How does Quorum Sensing work?

Bacteria makes specific signal molecules called autoinducers. While Gram-positive bacteria use peptide signaling, Gram-negative bacteria predominantly use Acyl Homoserine Lactones (AHLs) chemical signals to facilitate quorum sensing. A dedicated set of proteins called the I-proteins or AHL synthases make these intracellular AHL signals that are eventually released to the local environment. Since signal strength in the environment reflect local population-levels, bacteria count these signals to estimate its local population density and hence the name quorum sensing (QS). QS informs bacteria if their local population has reached quorum levels necessary to trigger social traits such as forming a biofilm, releasing virulence factors, infecting a host etc.
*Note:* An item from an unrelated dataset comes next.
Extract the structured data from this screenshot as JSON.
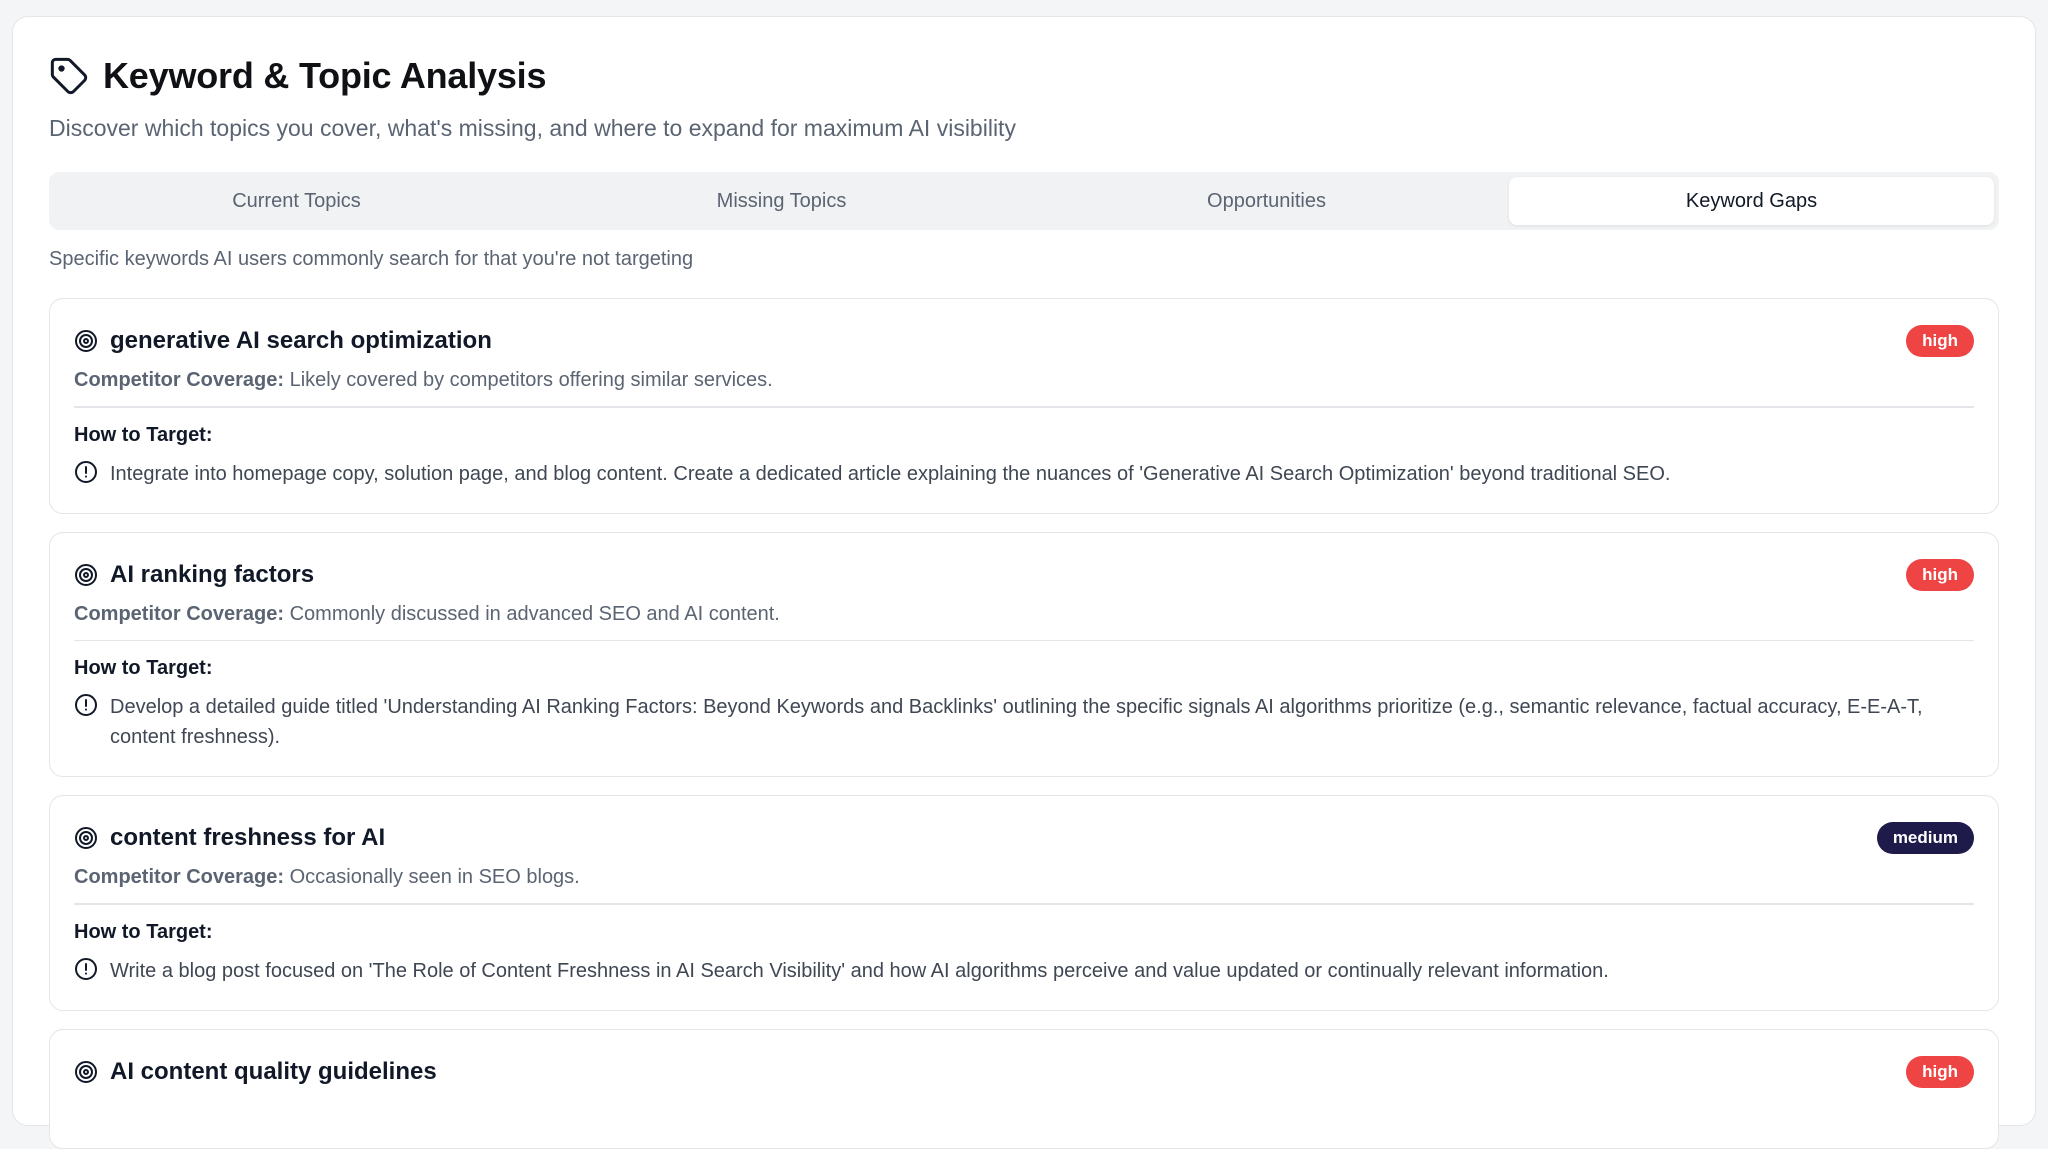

Since a larger population gives bacteria a competitive advantage to survive an immune / antibiotic onslaught, this information is critical for them to judge the optimum timing to infect a host. Quorum sensing inhibitors would interfere with bacteria’s ability to count its population and keep them in an avirulent mode. The long-term focus in our lab is to develop quorum sensing modulators that either inhibit or activate QS in bacteria (can you think of a reason on how QS activators could also become useful tools to fight bacterial infections?). In addition to their biomedical significance, QS modulations may also serve as useful mechanistic probes to study social behavior in bacteria (sociomicrobiology). 

Current Projects

Medicinal Chemistry / Drug Discovery

In this project, we use a medicinal chemistry approach to synthesize a library of AHL QS signal analogs and use them as chemical probes to uncover novel binding pockets in AHL synthases. Student training opportunities in this project include small molecule synthesis, protein purification, enzyme inhibition assays and mechanism of inhibition studies. The outcome of this project will reveal a) new pharmacophores for developing antivirulence-based medicinal compounds and b) mechanistic probes for studying social behavior in bacteria.

Molecular Biophysics

The goal of this project is to develop chemical tools for determining cargo-flipping rates in ACP dependent enzyme. We use a stopped-flow fluorometer to measure pre-steady state kinetics (fast kinetics) in the milliseconds to seconds time range of substrate binding to enzymes. Students working in this project will learn to use genetic code expansion tools to incorporate fluorophores at specific sites in proteins. The tools discovered in this project will reveal the mechanism of carrier protein recognition with their partner enzymes. 

Mechanistic Enzymology

Fidelity / Specificity in signal synthesis is an important aspect of quorum sensing, yet the molecular details on how AHL synthases achieve fidelity in signal synthesis continue to remain poorly resolved. This project involve mechanistic studies on a library of AHL synthases using the tools of protein biochemistry, enzymology, chemoenzymatic synthesis and molecular modeling.

Protein NMR

In this project, we use biomolecular NMR tools (collaboration)  to map protein-protein contact surfaces in AHL signal synthesis. Results from this project will enhance our understanding of substrate recognition in QS signal synthesis and open new doors for developing small-molecules that interrupt protein-protein interface in QS signal synthesis.

Structural Biology

The structural basis of substrate recognition is investigated in this project. We use the tools of X-ray Crystallography (collaboration), protein-ligand docking and MD simulations to discover potent inhibitors for AHL synthases. This project will offer student training opportunities in bioinformatics, docking, homology modelling and molecular dynamics simulations.